Boston Scientific Closes Acquisition of Advanced Biological Tissue Capabilities and Acquires Common Shares of Neovasc, Inc.
Dec 13, 2016
MARLBOROUGH, Mass., Dec. 13, 2016 /PRNewswire/ -- Boston Scientific Corporation (NYSE: BSX) today announced the close of its acquisition of certain manufacturing assets and capabilities of the Neovasc, Inc., (NASDAQ: NVCN) (TSX: NVC) advanced biological tissue business. With the completion of the acquisition, Boston Scientific will integrate certain manufacturing assets and biologic tissue capabilities into its structural heart business for use in the manufacturing of the Lotus™ Valve System* and future heart valve technologies.
The two organizations announced a definitive agreement on December 2, 2016 for Boston Scientific to acquire the advanced biologic tissue capabilities and make a 15% equity investment in Neovasc, for a total of $75 million in cash.
With the equity investment, Boston Scientific now beneficially owns, controls and directs 11,817,000 common shares representing in aggregate 15% of the issued and outstanding common shares which were acquired at a price of US$0.60 per common share for total consideration paid of US$7,090,200.1
The common shares were acquired for investment purposes. Prior to these transactions, Boston Scientific did not beneficially own, control or direct any common shares of Neovasc.
A copy of the report to be filed by Boston Scientific in connection with the transactions will be available on the Neovasc SEDAR profile at www.sedar.com, and can also be obtained by contacting Investor Relations at Boston Scientific.
Neovasc, based in British Colombia, Canada, is a specialty medical device company that develops, manufactures and markets products for the rapidly growing cardiovascular marketplace, including the Tiara™ technology** in development for the transcatheter treatment of mitral valve disease, and the Neovasc Reducer™ technology*** for the treatment of refractory angina.
Neovasc is located at Suite 5138 – 13562 Maycrest Way, Richmond, BC V6V 2J7. The address of Boston Scientific is 300 Boston Scientific Way, Marlborough, MA 10022.
About Boston Scientific
Boston Scientific transforms lives through innovative medical solutions that improve the health of patients around the world. As a global medical technology leader for more than 35 years, we advance science for life by providing a broad range of high performance solutions that address unmet patient needs and reduce the cost of healthcare. For more information, visit www.bostonscientific.com and connect on Twitter and Facebook.
*The Lotus Valve System is an investigational device in the U.S., limited by law to investigational use and not available for sale.
**The Tiara technology is an investigational device in the U.S., Canada and Europe, limited by law to investigational use and not available for sale.
***The Neovasc Reducer technology is CE Marked. It is under development in the U.S, and not available for sale.

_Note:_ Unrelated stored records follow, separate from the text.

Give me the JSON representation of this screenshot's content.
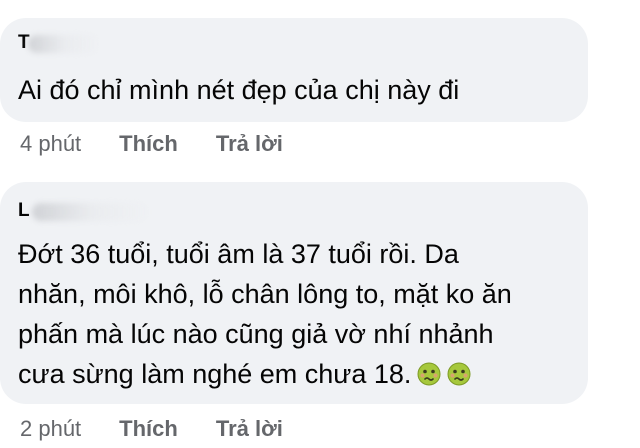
{
  "comments": [
    {
      "author": "T",
      "text": "Ai đó chỉ mình nét đẹp của chị này đi",
      "time": "4 phút",
      "like": "Thích",
      "reply": "Trả lời"
    },
    {
      "author": "L",
      "text_lines": [
        "Đớt 36 tuổi, tuổi âm là 37 tuổi rồi. Da",
        "nhăn, môi khô, lỗ chân lông to, mặt ko ăn",
        "phấn mà lúc nào cũng giả vờ nhí nhảnh",
        "cưa sừng làm nghé em chưa 18."
      ],
      "emojis": [
        "nauseated-face-icon",
        "nauseated-face-icon"
      ],
      "time": "2 phút",
      "like": "Thích",
      "reply": "Trả lời"
    }
  ],
  "colors": {
    "bubble": "#f0f2f5",
    "text": "#050505",
    "meta": "#65676b",
    "emoji_face": "#a6c83c"
  }
}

Cautionary Statement Regarding Forward-Looking Statements
This press release contains forward-looking statements within the meaning of Section 27A of the Securities Act of 1933 and Section 21E of the Securities Exchange Act of 1934. Forward-looking statements may be identified by words like "anticipate," "expect," "project," "believe," "plan," "estimate," "intend" and similar words. These forward-looking statements are based on our beliefs, assumptions and estimates using information available to us at the time and are not intended to be guarantees of future events or performance. These forward-looking statements include, among other things, statements regarding our earnings, our product launches and product performance and impact. If our underlying assumptions turn out to be incorrect, or if certain risks or uncertainties materialize, actual results could vary materially from the expectations and projections expressed or implied by our forward-looking statements. These factors, in some cases, have affected and in the future (together with other factors) could affect our ability to implement our business strategy and may cause actual results to differ materially from those contemplated by the statements expressed in this press release. As a result, readers are cautioned not to place undue reliance on any of our forward-looking statements.

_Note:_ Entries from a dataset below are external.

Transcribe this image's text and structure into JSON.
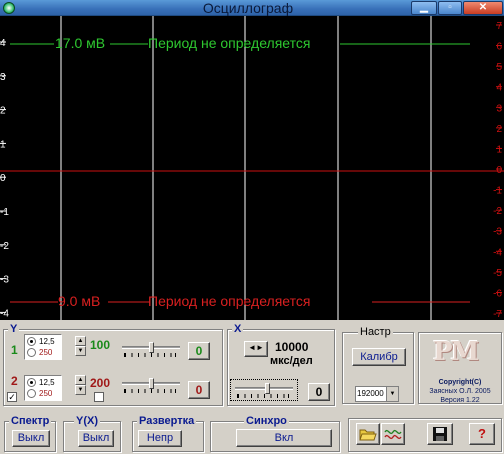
{
  "window": {
    "title": "Осциллограф",
    "minimize": "▁",
    "maximize": "▫",
    "close": "✕"
  },
  "scope": {
    "left_axis": [
      "4",
      "3",
      "2",
      "1",
      "0",
      "-1",
      "-2",
      "-3",
      "-4"
    ],
    "right_axis": [
      "7",
      "6",
      "5",
      "4",
      "3",
      "2",
      "1",
      "0",
      "-1",
      "-2",
      "-3",
      "-4",
      "-5",
      "-6",
      "-7"
    ],
    "ch1_voltage": "17.0 мВ",
    "ch1_period": "Период не определяется",
    "ch2_voltage": "9.0 мВ",
    "ch2_period": "Период не определяется",
    "colors": {
      "grid": "#ffffff",
      "trace": "#cc1010",
      "ch1": "#2ec830",
      "ch2": "#d82020"
    }
  },
  "y": {
    "title": "Y",
    "ch1": {
      "num": "1",
      "opt_a": "12,5",
      "opt_b": "250",
      "gain": "100",
      "zero": "0"
    },
    "ch2": {
      "num": "2",
      "opt_a": "12,5",
      "opt_b": "250",
      "gain": "200",
      "zero": "0",
      "check": "✓"
    }
  },
  "x": {
    "title": "X",
    "value": "10000",
    "unit": "мкс/дел",
    "zero": "0"
  },
  "settings": {
    "title": "Настр",
    "calibrate": "Калибр",
    "rate": "192000"
  },
  "about": {
    "logo": "PM",
    "line1": "Copyright(C)",
    "line2": "Заясных О.Л. 2005",
    "line3": "Версия 1.22"
  },
  "spectrum": {
    "title": "Спектр",
    "button": "Выкл"
  },
  "yx": {
    "title": "Y(X)",
    "button": "Выкл"
  },
  "sweep": {
    "title": "Развертка",
    "button": "Непр"
  },
  "sync": {
    "title": "Синхро",
    "button": "Вкл"
  },
  "tools": {
    "help": "?"
  }
}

Factors that may cause such differences include, among other things: future economic, competitive, reimbursement and regulatory conditions; new product introductions; demographic trends; the closing and integration of acquisitions; intellectual property; litigation; financial market conditions; and future business decisions made by us and our competitors. All of these factors are difficult or impossible to predict accurately and many of them are beyond our control. For a further list and description of these and other important risks and uncertainties that may affect our future operations, see Part I, Item 1A – Risk Factors in our most recent Annual Report on Form 10-K filed with the Securities and Exchange Commission, which we may update in Part II, Item 1A – Risk Factors in Quarterly Reports on Form 10-Q we have filed or will file hereafter. We disclaim any intention or obligation to publicly update or revise any forward-looking statements to reflect any change in our expectations or in events, conditions or circumstances on which those expectations may be based, or that may affect the likelihood that actual results will differ from those contained in the forward-looking statements. This cautionary statement is applicable to all forward-looking statements contained in this document.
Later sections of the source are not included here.